Stay Cool Culver CIty

Published on July 06, 2024

A special enforcement team member with kids at Fiesta La Ballona.

Extreme heat can be dangerous to anyone, but particularly to the elderly, young children, persons with disabilities and people on medication for chronic health problems. Here are some safety tips for handling the heat:

Staying Safe: Before Excessive Heat

  • Identify places where you can go to stay cool. The Culver City Senior Center is a designated cooling zone for our community and is available during normal operating hours.
  • Keep your home cool by covering windows with drapes/shades, add insulation to keep the heat out, use attic fans, and install window air conditioners and insulate around them.
  • Power outages may occur when there is extreme heat. Review safety tips for power outages.

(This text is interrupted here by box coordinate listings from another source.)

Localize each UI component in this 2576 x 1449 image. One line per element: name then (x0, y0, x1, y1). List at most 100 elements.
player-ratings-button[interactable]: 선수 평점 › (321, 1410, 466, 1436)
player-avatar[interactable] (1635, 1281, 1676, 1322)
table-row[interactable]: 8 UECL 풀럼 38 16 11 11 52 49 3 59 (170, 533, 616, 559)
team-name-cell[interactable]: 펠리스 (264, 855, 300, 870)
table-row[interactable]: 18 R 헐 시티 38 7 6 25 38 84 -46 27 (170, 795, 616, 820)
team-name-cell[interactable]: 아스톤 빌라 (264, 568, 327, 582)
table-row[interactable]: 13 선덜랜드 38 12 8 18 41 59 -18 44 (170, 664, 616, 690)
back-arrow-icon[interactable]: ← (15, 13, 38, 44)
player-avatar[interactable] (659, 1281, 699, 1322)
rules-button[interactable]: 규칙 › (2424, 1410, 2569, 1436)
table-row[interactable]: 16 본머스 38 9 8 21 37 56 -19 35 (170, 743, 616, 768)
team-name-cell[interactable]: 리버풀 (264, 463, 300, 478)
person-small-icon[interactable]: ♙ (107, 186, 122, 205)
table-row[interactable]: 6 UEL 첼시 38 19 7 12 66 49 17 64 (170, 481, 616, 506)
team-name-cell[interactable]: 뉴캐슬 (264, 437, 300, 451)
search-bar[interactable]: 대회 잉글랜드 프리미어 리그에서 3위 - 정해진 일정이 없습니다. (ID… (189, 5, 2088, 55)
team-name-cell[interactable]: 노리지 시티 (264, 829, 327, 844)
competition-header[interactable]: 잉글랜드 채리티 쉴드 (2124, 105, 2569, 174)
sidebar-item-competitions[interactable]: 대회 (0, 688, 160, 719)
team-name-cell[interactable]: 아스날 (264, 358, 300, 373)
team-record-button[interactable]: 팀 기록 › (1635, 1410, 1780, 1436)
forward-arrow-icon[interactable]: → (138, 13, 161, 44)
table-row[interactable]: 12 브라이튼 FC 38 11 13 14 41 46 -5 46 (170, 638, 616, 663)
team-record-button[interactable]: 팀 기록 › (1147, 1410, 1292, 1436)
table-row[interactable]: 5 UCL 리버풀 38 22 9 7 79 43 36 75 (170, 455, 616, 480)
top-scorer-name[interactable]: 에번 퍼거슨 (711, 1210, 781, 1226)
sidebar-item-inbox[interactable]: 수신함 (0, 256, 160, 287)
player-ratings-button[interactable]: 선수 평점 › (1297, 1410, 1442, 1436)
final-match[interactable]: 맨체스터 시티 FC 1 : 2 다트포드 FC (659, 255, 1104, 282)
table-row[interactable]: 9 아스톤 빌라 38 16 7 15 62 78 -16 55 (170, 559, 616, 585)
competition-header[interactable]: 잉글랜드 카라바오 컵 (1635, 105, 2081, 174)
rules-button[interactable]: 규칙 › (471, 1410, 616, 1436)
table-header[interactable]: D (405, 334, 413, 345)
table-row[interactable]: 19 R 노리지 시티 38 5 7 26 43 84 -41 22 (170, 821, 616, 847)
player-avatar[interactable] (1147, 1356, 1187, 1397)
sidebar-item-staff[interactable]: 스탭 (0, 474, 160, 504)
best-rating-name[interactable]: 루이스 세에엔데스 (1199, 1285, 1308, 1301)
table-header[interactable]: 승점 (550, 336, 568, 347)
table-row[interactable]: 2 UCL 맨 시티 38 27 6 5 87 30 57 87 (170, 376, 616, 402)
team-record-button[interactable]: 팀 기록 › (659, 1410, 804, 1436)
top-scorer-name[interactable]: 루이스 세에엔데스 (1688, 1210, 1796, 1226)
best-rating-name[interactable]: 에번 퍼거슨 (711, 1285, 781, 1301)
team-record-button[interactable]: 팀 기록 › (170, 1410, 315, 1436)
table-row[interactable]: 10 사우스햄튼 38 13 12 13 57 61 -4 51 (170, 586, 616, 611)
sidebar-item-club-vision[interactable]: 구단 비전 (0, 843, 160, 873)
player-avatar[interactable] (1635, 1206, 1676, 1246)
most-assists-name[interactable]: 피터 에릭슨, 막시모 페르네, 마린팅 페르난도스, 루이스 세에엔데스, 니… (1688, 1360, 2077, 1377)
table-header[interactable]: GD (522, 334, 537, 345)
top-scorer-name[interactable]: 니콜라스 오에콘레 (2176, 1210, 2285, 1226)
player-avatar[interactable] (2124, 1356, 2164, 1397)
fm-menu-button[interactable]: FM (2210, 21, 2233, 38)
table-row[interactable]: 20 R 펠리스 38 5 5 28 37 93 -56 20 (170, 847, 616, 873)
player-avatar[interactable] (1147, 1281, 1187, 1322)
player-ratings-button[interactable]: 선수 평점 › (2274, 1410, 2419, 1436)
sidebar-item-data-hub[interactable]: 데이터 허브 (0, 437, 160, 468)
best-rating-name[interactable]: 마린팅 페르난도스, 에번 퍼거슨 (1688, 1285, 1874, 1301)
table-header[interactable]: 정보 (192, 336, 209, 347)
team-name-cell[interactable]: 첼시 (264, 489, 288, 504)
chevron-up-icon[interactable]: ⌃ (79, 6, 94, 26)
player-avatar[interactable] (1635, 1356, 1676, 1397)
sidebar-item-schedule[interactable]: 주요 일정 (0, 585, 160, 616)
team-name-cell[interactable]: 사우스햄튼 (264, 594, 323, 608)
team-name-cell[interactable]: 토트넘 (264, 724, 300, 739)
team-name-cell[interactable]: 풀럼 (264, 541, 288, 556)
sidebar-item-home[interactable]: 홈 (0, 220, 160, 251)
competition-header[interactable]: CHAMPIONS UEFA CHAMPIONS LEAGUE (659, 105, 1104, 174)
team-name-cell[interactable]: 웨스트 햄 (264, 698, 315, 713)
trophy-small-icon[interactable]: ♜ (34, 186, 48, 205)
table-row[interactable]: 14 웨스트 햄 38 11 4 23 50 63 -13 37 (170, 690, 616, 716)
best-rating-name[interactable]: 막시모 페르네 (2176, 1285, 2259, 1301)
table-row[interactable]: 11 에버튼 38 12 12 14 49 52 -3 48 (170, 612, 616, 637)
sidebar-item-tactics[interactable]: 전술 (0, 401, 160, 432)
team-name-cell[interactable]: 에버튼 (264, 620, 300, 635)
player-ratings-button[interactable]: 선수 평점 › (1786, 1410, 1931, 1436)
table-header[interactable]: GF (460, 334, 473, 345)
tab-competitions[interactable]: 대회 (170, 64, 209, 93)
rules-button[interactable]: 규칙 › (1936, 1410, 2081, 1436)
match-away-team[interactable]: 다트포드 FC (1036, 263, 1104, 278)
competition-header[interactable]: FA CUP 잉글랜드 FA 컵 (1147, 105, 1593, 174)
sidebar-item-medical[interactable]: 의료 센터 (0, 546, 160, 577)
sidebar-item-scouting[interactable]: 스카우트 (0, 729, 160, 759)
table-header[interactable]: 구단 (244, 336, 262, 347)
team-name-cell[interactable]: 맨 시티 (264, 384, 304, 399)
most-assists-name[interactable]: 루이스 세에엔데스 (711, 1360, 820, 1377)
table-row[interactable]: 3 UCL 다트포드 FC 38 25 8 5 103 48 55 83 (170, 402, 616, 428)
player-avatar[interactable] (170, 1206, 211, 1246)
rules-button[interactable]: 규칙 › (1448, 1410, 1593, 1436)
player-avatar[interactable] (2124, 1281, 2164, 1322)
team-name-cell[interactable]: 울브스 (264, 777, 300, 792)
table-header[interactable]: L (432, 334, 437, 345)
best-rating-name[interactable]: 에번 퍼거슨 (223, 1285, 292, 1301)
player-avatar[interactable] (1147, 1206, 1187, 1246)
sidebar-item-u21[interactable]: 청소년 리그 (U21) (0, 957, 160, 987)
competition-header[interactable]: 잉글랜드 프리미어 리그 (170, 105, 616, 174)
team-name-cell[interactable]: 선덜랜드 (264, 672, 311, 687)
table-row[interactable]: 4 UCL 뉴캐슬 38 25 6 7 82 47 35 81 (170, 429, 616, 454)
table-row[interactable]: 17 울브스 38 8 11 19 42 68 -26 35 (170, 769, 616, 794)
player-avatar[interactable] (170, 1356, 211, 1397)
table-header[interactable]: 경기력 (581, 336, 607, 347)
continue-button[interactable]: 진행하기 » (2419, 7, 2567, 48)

Staying Safe: During Excessive Heat

  • Avoid the sun – stay indoors from 10 am to 3 pm when the burning rays are strongest.
  • Never leave children or pets in a vehicle - Even with the windows cracked, the temperature inside a car can reach 125 degrees in minutes. Never leave children alone in or around cars. If you see a child alone in a vehicle, get involved. Call 911 immediately. 
  • Drink plenty of fluids – drink 2 to 4 glasses of water every hour during times of excessive heat.
  • Replace salt and minerals – sweating removes salt and minerals from your body, so replenish these nutrients with low sugar fruit juices or sports drinks during exercise or when working outside.
  • Avoid alcohol – alcohol can cause dehydration. Drinking alcohol within 24 hours of working in the heat can increase the risk of heat illness.
  • Pace yourself – reduce physical activity and avoid exercising outdoors during peak heat hours.
  • Wear appropriate clothing – wear a wide-brimmed hat and light-colored lightweight, loose-fitting clothes when you are outdoors.
  • Stay cool indoors – set your air conditioner between 75° to 80°. If you don’t have air conditioning, take a cool shower twice a day and visit a public air-conditioned facility.
  • Monitor those at high risk – check on elderly neighbors and family and friends who do not have air conditioning. Infants and children up to 4 years old, people who overexert during work or exercise (e.g. construction workers) and people 65 years and older are at the highest risk of heat-related illnesses.
  • Use sunscreen with a sun protection factor of at least 15 if you need to be in the sun.
  • Keep pets safe – heat also affects your pets, keep them indoors or if they will be outside, make sure they have plenty of water and a shaded area to help them keep cool. Never leave your pet alone in a vehicle, even if the window is cracked or open.